Authenticity is a massive buzzword in this industry, but for good reason. Consumers are savvy, and as I previously mentioned, they often enjoy the content that fits into their daily lives and regular social media habits. With this in mind, I have noticed more instances of brands letting the influencers they're partnered with take the lead regarding commerce-led content. 

When a consumer trusts a recommendation wholly and can consume information about a product in a way that is attractive to them, it’s far more likely that they will convert. I think that putting trust in the creator will be the future of influencer-led commerce. 

Q. While trust is crucial, a gap exists between content and commerce. Social media channels like TikTok, YouTube, and Instagram have gauged this and launched their creator marketplaces. How effective do you think they will be compared to third-party influencer marketing platforms?

For creators who are unmanaged, and still learning about and adapting to the industry, I think that social media platforms creator marketplaces are great! I don’t think there is a black and white answer as to whether in-app marketplaces or third-party platforms are ‘better’, but I do believe that as an influencer's career grows, and they begin working with a team with great marketing knowledge, third-party platforms can be explored and the influencer and their team can make a decision on where they should invest their time and resources.

Q. Of late, there have been a lot of discussions around how TikTok is evolving into a new search engine for Generation Z. How would you assess this shift from Google to social media for product discovery to finding a new restaurant?

Again, this question automatically makes me think back to authenticity and consuming information that is enjoyable and fits into your daily life. Personally, I’m still 50/50 when it comes to using TikTok vs. Google as a search engine. If I want a straight answer to a question, Google is still my first port of call, but if I want to get restaurant recommendations or explore the latest fashion trends, it’s straight to TikTok for me.

The reason I believe that audiences are leaning more towards TikTok to discover new things is that you can gain information from creators that you 'know' and also trust. This creates a more personalized service compared to traditional search engines.

Q. Any brand(s) that come to mind when you think, “what a great way to market to consumers on social media”?

This may be a bit of a cheat answer, but I think that high-end fashion brands are coming up in terms of social media content. Of course, fast fashion and influencer marketing have always been a match made in heaven, but I am seeing more and more examples of high-end brands such as Miu Miu, Prada, and Dior working with hugely popular content creators, making consumers feel as though luxury fashion is more accessible to them. 

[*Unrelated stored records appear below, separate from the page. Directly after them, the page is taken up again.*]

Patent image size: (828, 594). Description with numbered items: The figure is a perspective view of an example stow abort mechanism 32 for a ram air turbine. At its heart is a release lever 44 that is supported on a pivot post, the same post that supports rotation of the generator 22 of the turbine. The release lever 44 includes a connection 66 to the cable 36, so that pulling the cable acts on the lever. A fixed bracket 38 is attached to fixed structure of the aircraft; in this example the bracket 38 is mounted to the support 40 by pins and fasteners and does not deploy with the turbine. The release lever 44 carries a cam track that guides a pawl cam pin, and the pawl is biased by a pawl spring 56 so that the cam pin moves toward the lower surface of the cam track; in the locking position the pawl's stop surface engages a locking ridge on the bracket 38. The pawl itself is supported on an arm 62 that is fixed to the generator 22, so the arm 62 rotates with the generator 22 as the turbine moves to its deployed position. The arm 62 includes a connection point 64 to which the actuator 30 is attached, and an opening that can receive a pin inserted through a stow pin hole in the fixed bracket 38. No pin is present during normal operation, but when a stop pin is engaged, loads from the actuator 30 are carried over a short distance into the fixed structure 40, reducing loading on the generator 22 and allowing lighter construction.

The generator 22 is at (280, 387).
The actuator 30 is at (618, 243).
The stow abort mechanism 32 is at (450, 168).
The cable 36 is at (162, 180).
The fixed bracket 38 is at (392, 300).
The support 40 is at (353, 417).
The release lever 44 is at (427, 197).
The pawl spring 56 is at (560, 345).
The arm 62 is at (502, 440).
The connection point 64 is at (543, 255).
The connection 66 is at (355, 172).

Your best brand ambassadors will always be those who consumers deem to be a trustworthy extension of their friendship pool. 

Q. Regarding the current economic climate, what should be the best strategy for firms to use while running marketing campaigns?  Do you see a shift in budget allocation toward any specific channels?

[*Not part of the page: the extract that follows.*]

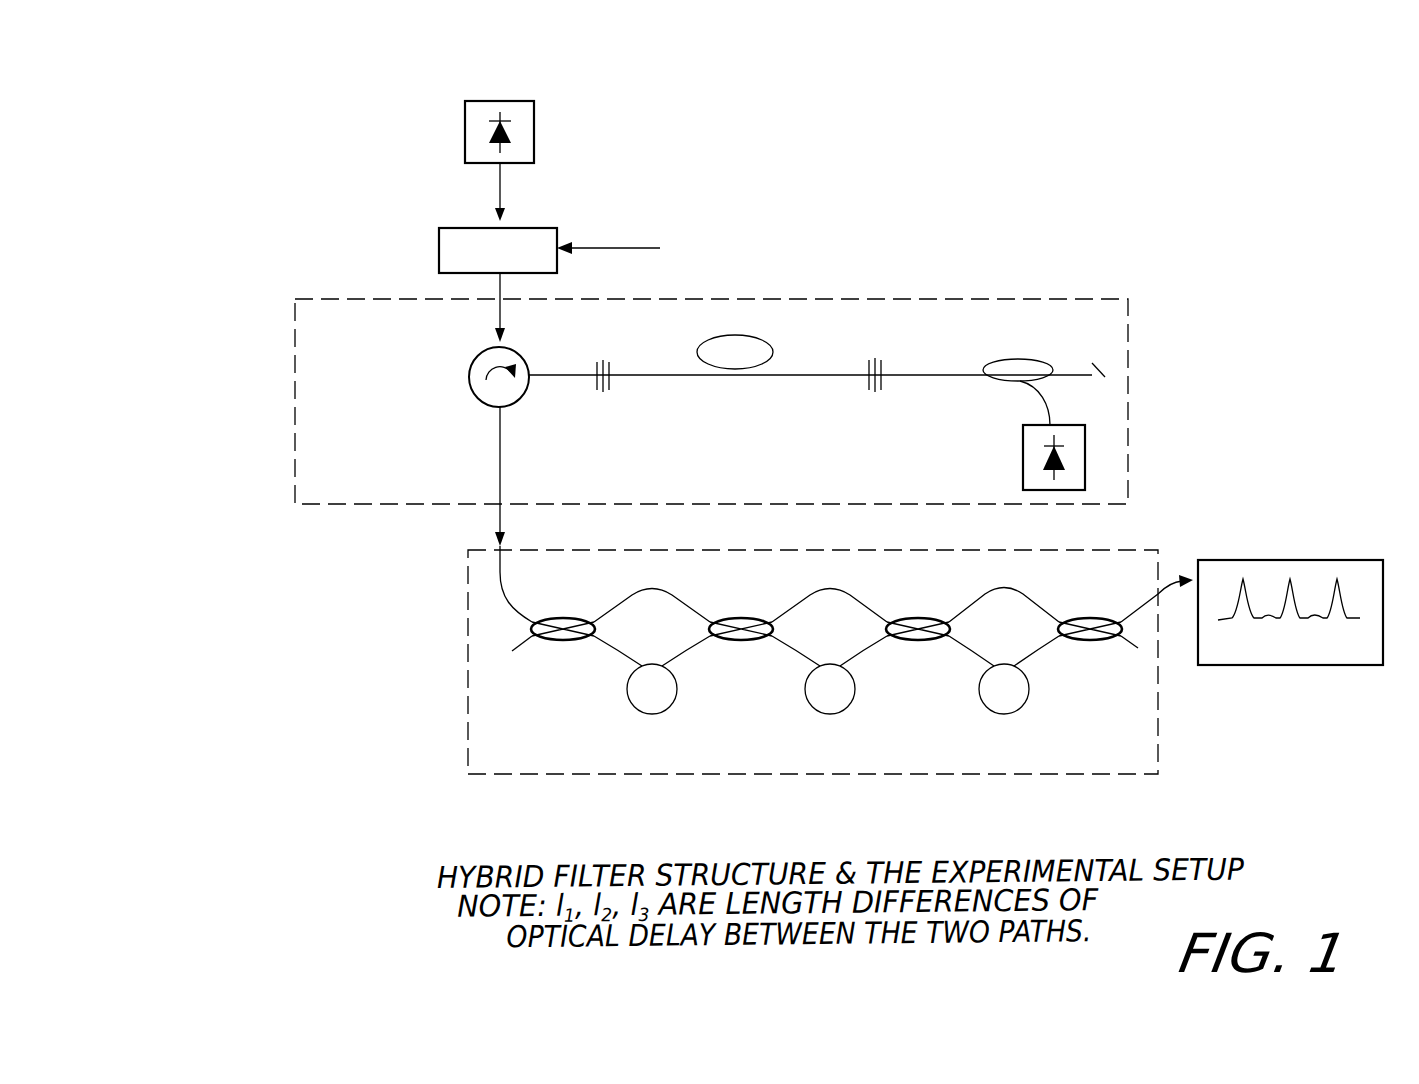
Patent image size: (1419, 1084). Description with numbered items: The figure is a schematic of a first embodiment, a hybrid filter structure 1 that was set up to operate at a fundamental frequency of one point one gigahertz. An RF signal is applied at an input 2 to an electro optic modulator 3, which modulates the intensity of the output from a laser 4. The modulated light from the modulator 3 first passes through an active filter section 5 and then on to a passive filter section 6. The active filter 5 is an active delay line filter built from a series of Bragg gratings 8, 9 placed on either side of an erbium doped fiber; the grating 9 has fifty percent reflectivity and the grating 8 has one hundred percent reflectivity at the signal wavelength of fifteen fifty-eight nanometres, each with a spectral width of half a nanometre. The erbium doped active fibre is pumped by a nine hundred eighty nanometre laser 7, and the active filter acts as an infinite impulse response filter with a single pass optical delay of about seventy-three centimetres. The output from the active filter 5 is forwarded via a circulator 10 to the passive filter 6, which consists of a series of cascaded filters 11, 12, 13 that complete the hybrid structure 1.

This is a topic that I have put a lot of thought into over the past month or so. There’s no denying that a recession is looming and consumer habits will be changing, so marketers need to adapt - they need to pay their bills too!

I think that adaptability and sensitivity are the keywords here, and I recently put an article together with some examples of how brands can approach partnerships during more turbulent economic times with sensitivity at the core. None of us can predict exactly what the economy might look like in six months, a year, or five years, but I believe that influencer marketing is a channel that can and will adapt well, as ultimately, real people are at the heart of it.

Q. What, according to you, is the future of influencer marketing?  

To me, the future of influencer marketing looks bright and even more professional. In the grand scheme of things, influencer marketing is still in its infancy, however, especially in the past few years, it has come on leaps and bounds. Marketers and brands alike who have been watching from the sidelines are increasingly seeing the ROI that influencer marketing can drive, and how much the industry is growing.

Of course, there will always be trials and testing when it comes to any form of marketing, but over the next few years, I can see influencer marketing gaining more investment from even more brands that are recognizing its success.